Puhlmann: Im Moment klingt der Saal ausgezeichnet. Wir wissen aber noch nicht und sind total gespannt, wie es klingt, wenn Publikum da ist. Wir haben mit Müller BBM ein super Akustikbüro. Sie haben hervorragende Arbeit geleistet mit konventionellen Akustiksegeln in der Decke, im Orchestergraben, auf der Bühne. Wenn wir aber doch wider Erwarten feststellen sollten, dass es die Notwendigkeit gibt, dann haben wir ja die Absicherung, elektroakustisch nachzuhelfen. Aber das wäre nur ganz subtil und nicht mit Mikro-Ports wie im Musical.
Was heißt das für „Création“?
Puhlmann: Es gibt aus szenischen Gründen sehr viele Einspielungen, aber wir gehen erst mal davon aus, dass wir mit den konventionellen analogen Mitteln eine gute Akustik hinbekommen - unabhängig davon, dass wir Werke spielen, die elektroakustische Elemente haben.
Okay, was Sie sagen, hört sich für mich an, als würden Sie die Musikgeschichte auch erzählen.
Puhlmann: Ja, es beginnt um 1600 mit einem Madrigal von Monteverdi, aber es wird auch komponierte Überlagerungen aus verschiedensten Musikstilen der Oper geben. Also nicht als Potpourri, sondern als eigene Kreation von Christian Dellacher, der uns die Arrangements zusammengesetzt hat.
Wird da viel gesungen?
Puhlmann: Natürlich - aber eben nicht nur Opernmusik. 14 Sänger des Ensembles und unser Opernchor und Extra-Chor sind im Einsatz, im Finale auch der Alphabet Chor.
Zuletzt bei der Baustellenführung hatten Sie mal gesagt, Sie wollen das Haus auch für die Bürgerschaft öffnen. Was bedeutet das genau?
Puhlmann: Genau, es ist uns ein Anliegen, dass wir, wenn irgend möglich, alle Anfragen umsetzen. Wir sind in dieser ersten Saison in der neuen Spielstätte noch vorsichtig, weil wir OPAL auch selber erst kennenlernen Wir planen ganz aktuell das Europakonzert mit Michel Maugé und ein Neujahrskonzert mit dem Wagner-Verband. Es würde mich freuen, wenn Enjoy Jazz wieder bei uns zu Gast wäre oder das Internationale Filmfestival von Sascha Keilholz.

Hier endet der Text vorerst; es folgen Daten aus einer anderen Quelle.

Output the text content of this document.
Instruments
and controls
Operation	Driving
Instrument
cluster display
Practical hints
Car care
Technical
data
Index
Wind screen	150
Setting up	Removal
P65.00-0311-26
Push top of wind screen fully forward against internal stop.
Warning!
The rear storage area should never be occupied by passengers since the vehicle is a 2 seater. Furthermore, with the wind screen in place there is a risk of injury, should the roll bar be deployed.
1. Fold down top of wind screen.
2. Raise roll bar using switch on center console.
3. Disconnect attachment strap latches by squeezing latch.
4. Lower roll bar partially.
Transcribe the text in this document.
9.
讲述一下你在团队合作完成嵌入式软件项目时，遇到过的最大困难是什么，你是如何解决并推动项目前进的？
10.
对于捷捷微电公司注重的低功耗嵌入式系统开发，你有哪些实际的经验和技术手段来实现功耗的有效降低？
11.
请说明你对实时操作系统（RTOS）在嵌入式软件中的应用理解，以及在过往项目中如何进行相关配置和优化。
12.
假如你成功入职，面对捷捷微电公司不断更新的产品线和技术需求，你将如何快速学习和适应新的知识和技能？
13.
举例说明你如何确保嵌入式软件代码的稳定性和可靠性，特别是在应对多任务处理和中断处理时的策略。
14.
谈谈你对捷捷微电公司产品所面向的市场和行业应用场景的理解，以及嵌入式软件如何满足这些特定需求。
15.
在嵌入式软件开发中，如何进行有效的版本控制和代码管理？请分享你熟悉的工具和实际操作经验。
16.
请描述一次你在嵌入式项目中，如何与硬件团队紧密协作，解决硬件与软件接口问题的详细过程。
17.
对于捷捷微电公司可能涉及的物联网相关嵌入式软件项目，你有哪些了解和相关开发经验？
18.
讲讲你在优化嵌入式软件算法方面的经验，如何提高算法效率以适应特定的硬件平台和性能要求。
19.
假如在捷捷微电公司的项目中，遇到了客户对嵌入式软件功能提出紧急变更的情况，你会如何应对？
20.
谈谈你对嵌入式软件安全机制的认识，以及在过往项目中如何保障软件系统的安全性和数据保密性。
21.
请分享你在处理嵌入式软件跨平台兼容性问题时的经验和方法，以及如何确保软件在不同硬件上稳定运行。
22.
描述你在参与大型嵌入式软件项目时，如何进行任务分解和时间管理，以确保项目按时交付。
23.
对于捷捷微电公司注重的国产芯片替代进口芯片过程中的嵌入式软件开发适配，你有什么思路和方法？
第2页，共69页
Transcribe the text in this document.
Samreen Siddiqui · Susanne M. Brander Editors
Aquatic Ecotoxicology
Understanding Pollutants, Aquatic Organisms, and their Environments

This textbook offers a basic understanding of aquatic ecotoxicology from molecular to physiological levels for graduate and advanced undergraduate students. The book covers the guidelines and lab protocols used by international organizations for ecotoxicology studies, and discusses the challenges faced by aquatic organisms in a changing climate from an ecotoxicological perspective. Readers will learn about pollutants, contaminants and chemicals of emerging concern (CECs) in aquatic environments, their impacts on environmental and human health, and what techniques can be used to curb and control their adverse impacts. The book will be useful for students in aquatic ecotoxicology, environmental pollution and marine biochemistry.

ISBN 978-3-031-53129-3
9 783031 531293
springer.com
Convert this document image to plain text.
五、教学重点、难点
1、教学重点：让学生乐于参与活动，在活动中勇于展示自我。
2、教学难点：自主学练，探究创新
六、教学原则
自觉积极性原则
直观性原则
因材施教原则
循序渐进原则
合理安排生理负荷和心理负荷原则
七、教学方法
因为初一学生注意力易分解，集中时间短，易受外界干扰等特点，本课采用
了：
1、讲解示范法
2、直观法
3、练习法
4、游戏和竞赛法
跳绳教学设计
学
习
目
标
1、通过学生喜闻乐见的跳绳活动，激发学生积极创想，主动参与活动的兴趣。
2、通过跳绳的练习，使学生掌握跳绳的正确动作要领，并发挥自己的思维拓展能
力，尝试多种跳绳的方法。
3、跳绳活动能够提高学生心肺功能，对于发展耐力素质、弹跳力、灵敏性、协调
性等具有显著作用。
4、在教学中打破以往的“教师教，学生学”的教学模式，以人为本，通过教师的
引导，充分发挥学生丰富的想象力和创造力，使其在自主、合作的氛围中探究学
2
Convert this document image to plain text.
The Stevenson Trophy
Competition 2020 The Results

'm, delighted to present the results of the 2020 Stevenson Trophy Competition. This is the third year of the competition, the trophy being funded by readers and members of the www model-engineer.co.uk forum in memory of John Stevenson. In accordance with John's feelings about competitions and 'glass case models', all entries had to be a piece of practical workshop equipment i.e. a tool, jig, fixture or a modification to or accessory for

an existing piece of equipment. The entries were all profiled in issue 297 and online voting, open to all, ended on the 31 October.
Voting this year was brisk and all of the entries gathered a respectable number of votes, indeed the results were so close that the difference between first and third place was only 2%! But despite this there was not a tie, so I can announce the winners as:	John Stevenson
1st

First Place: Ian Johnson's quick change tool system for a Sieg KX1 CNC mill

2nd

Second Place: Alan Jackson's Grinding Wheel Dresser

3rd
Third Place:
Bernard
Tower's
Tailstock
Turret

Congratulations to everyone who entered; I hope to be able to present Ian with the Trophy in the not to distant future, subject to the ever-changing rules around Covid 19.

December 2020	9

Und wie sieht es mit Standard-Repertoire aus?
Puhlmann: Uns ermutigen die Technik und die technische Leitung auch dazu, klassisches Repertoire aus dem Spielhaus zu zeigen.
Sie planen ja für vier Jahre. Die Produktionen, die Sie hier jetzt machen, sind doch alle so konzipiert, dass Sie sie an den Goethe-Platz übernehmen können, oder?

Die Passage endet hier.